AI, NLG, and Machine Learning
How AI Helps Surgeons Make Decisions
Many doctors think that integrating artificial intelligence (AI) in their work can improve surgical outcomes, by helping them to identify and mitigate modifiable risk factors.
By Tauren Dyson
February 26, 2020
The success of a surgery can hinge on the right decision from a doctor.
But, oftentimes, fatigue or inexperience can cloud a surgeon’s thinking, leading to dire medical consequences.
That’s why many doctors think that integrating artificial intelligence (AI) in their work can improve surgical outcomes, by helping them to identify and mitigate modifiable risk factors, manage postoperative care, and decide how to best use available resources. These findings come from a December 2019 study published in JAMA Surgery.
Eliminating human error
Current predictive analytic methods for making surgical decisions require doctors to manually input and maintain data, making these decisions prone to human error.
In fact, diagnostic and judgment errors combined are the second biggest cause of preventable harm to patients during surgery. And nearly half of all medical complications, including 30 percent of resulting deaths, occur due to human error.
Robot-assisted surgery is already a familiar concept.
“Traditional clinical decision-support tools can reduce variability and mitigate risks, but their clinical adoption is hindered by suboptimal accuracy and time-consuming manual data acquisition and entry requirements,” said Dr. Tyler Loftus, a researcher at the University of Florida and 2019 JAMA Surgery. “Automated artificial intelligence models can address these weaknesses, particularly in preoperative and postoperative phases of care.”
Assessing risk
To assess surgical risk, many surgeons use the National Surgical Quality Improvement Program (NSQIP) Surgical Risk Calculator, which uses a patient’s age, sex, and other health information to create an evaluation.
The calculator relies on self-reporting from surgeons, which requires widespread participation and time-consuming data entry. This heavy dependence on human input has led to low predictive accuracy for many postoperative complications.
One study showed that the Surgical Risk Calculator poorly predicted complications following radical cystectomies with urinary diversions. Another study reported the NSQIP calculator underpredicted “serious complications” after colorectal surgeries.
To that end, the Health Information Technology for Economic and Clinical Health (HITECH) Act of 2009 helped to bring about the widespread use of electronic health records (EHRs).
These EHRs are digital medical charts, complete with information on patients’ allergies, past diagnoses, current medications, immunizations record, up-to-date test results, and overall medical history.
Roughly six years after the law took effect, more than four in five hospitals had adopted EHRs. In 2013 alone, EHRs handled an estimated patient data load of 153 billion gigabytes—a number that grew by an estimated 48 percent each year.
Much of that data can be fed into an artificial intelligence model that live streams those electronic health records on mobile devices to help doctors make real-time decisions.
Real world applications
Surgeons at the University of Florida have already begun using artificial intelligence to assist them in decision-making.
AI can help make important decisions quickly.
Their MySurgeryRisk AI platform independently predicts surgical complication risks in real-time, using large existing data sets, while simultaneously tracking surgeons’ performance during procedures.
Dr. Loftus and his colleagues tested their MySurgeryRisk platform in a study with more than 51,000 patients undergoing major inpatient surgeries.

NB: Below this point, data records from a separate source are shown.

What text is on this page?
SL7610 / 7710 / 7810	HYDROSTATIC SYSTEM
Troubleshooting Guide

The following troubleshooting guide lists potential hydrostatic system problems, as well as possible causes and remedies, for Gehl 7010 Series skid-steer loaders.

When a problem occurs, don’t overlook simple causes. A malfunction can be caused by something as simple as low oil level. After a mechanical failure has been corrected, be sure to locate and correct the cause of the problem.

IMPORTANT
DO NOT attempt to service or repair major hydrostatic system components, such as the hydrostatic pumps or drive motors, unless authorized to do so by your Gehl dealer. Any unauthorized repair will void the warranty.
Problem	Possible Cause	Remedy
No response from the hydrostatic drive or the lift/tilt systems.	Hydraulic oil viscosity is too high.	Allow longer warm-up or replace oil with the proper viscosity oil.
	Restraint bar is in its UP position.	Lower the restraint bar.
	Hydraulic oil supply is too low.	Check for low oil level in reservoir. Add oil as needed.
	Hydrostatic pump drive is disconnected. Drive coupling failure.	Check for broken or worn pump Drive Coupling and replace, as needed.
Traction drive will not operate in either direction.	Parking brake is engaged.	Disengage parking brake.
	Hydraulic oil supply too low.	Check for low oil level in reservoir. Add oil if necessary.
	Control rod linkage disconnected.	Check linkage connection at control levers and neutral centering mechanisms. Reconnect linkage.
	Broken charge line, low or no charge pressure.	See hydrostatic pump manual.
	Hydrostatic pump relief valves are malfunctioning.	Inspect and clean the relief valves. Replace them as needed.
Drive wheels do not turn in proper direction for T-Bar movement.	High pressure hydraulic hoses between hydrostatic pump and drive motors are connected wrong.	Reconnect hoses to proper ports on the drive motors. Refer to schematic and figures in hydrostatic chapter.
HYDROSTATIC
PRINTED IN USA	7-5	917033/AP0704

The researchers used existing clinical data from health records to show the risk of eight major postoperative complications.
The researchers used the AI algorithm of MySurgeryRisk to predict the probability of postoperative complications or death for patients undergoing major surgery.
The algorithm predicted with a high level of accuracy a patient’s risk of death or developing postoperative complications, such as acute kidney injury, sepsis, venous thromboembolism, and other conditions.
Surgeons integrating technology
“AI provides a unique opportunity to enhance human ability to sense and comprehend in a condensed time frame,” said Dr. Azra Bihorac, a researcher at the University of Florida and study author. “Our experience is that surgeons are very interested and willing to establish a partnership with such a platform if the accuracy, confidentiality, and trust can be established.”
Dr. Loftus acknowledges the primary role of artificial intelligence during surgery is to evaluate the performance of and deliver feedback to surgeons. But he also thinks the technology could be used to perform surgeries in the future.
As an example, he points to an AI platform produced by researchers at MIT that features a biodegradable, origami-like microbot, which folds into an ingestible pill for patients to swallow.
Once inside the body, the bot unfolds and sticks to inner tissue walls. The doctor can then use magnetic fields outside of the patient’s body to maneuver the microbots inside it.
Researchers at MIT have already demonstrated a simulation where the microbot removed a battery implanted in the stomach wall of a 3D silicone representation and patched up the wound within roughly five minutes.
“At present, feedback provided to surgeons by artificial intelligence platforms that critically evaluate intraoperative performance can facilitate deliberate practice and improved personal skill,” Dr. Loftus said. “Semi-autonomous and autonomous robotic and microrobotic platforms are on the horizon.”